CHAPTER XIV.
GOOD-BYE TO DURBAN.
NORAH and her father left their patients sound asleep, after luncheon, and went out to Umgeni on the top of an electric tram—seeing Kaffirs innumerable, in gala Sunday dress, and, at the end of the long run, the shallow, winding river that seems to be always cutting for itself new channels among its mud-flats. A long bridge crosses it; they stood there, watching the bare-footed native boys who strolled through the river rather than trouble to climb up to the bridge.
“So much more sensible!” said Norah, envying them openly.
They found a hotel with a big garden sloping down to the river, and little tables with basket-chairs scattered about it. Two were in the shade of a big clump of bamboo; and there they had tea, and watched the queer, cosmopolitan crowd that filled the place—travellers, passengers from all the ships lying at the Point, soldiers and sailors, and the youth and beauty of Durban itself, out for the afternoon. The Indian waiters flitted about, busy and noiseless. There were long-legged birds in the garden, walking with ridiculous solemnity near the river-bank; and a big wire-netted house that held innumerable pigeons—exquisitely marked birds, whose cooing filled the air. Plants and flowers grew there which they had never seen; and there was a tree with tiny red-and-black seeds like jewels.

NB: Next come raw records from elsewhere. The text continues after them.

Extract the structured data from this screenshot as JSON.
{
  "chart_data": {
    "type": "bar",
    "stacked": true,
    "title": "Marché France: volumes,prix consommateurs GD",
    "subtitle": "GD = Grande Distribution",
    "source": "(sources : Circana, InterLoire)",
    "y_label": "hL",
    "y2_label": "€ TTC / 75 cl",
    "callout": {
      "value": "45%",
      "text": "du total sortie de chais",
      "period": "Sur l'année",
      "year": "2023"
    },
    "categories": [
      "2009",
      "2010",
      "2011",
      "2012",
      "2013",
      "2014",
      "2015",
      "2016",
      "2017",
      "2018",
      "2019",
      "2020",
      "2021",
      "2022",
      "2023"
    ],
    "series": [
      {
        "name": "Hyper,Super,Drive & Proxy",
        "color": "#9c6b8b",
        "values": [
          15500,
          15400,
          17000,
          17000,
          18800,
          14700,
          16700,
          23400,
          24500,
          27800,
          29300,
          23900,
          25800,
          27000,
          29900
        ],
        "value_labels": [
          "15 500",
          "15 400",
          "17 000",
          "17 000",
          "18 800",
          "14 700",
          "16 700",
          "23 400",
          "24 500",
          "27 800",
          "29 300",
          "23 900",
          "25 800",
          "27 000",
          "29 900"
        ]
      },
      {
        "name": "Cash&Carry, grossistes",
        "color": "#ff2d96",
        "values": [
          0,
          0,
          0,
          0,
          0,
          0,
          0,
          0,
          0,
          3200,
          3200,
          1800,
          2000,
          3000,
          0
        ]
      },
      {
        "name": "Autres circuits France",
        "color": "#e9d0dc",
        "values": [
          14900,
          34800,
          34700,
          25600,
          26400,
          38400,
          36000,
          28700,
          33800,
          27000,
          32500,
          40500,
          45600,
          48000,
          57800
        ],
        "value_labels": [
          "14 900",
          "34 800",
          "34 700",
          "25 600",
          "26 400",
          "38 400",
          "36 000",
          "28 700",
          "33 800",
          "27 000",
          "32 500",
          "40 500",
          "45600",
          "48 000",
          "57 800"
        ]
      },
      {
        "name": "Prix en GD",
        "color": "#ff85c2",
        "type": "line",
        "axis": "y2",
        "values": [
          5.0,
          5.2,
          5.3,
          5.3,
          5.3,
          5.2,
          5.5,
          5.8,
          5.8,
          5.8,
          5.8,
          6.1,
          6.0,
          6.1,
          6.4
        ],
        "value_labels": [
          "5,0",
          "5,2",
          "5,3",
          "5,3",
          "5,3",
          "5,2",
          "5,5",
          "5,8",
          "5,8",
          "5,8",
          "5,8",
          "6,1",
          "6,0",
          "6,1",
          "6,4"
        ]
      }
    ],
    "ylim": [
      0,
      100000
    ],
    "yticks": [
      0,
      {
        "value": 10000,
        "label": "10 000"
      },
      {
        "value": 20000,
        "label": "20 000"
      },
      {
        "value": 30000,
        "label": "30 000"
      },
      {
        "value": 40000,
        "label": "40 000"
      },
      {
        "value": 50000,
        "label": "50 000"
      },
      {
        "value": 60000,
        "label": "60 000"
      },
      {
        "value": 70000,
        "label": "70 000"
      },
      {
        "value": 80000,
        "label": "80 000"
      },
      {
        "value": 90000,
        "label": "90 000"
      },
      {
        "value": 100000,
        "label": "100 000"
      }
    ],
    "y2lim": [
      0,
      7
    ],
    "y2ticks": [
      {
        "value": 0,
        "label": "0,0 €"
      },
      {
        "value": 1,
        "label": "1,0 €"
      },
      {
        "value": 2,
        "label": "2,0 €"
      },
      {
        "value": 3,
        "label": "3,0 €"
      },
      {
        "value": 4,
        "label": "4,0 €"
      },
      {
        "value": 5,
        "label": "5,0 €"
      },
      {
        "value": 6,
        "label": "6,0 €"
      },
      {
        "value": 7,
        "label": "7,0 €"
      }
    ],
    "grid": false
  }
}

They strolled further up the winding road, and came to Umgeni village itself, where almost every coloured race seemed to nourish together. The deep bush grew on both sides of it, right up to the straggling street. All the people were out in front of their houses.
“Aren’t they the nicest children!” Norah uttered.
They were everywhere—cheery babies just able to crawl; mites of two or three in bright scraps of clothing; and bigger children who played their own solemn games without paying much attention to the strangers. One ridiculous person of perhaps four years came strutting down the middle of the street after his mother, his small form framed in a gigantic yellow umbrella, which he held open behind him. The best of all, they found in a patch of grass under a tree—half a dozen mothers with tiny babies, who tumbled about in every direction.
“Could I photograph them, do you think?” Norah asked.
“I don’t suppose they would mind,” her father replied. “We’ll ask them.”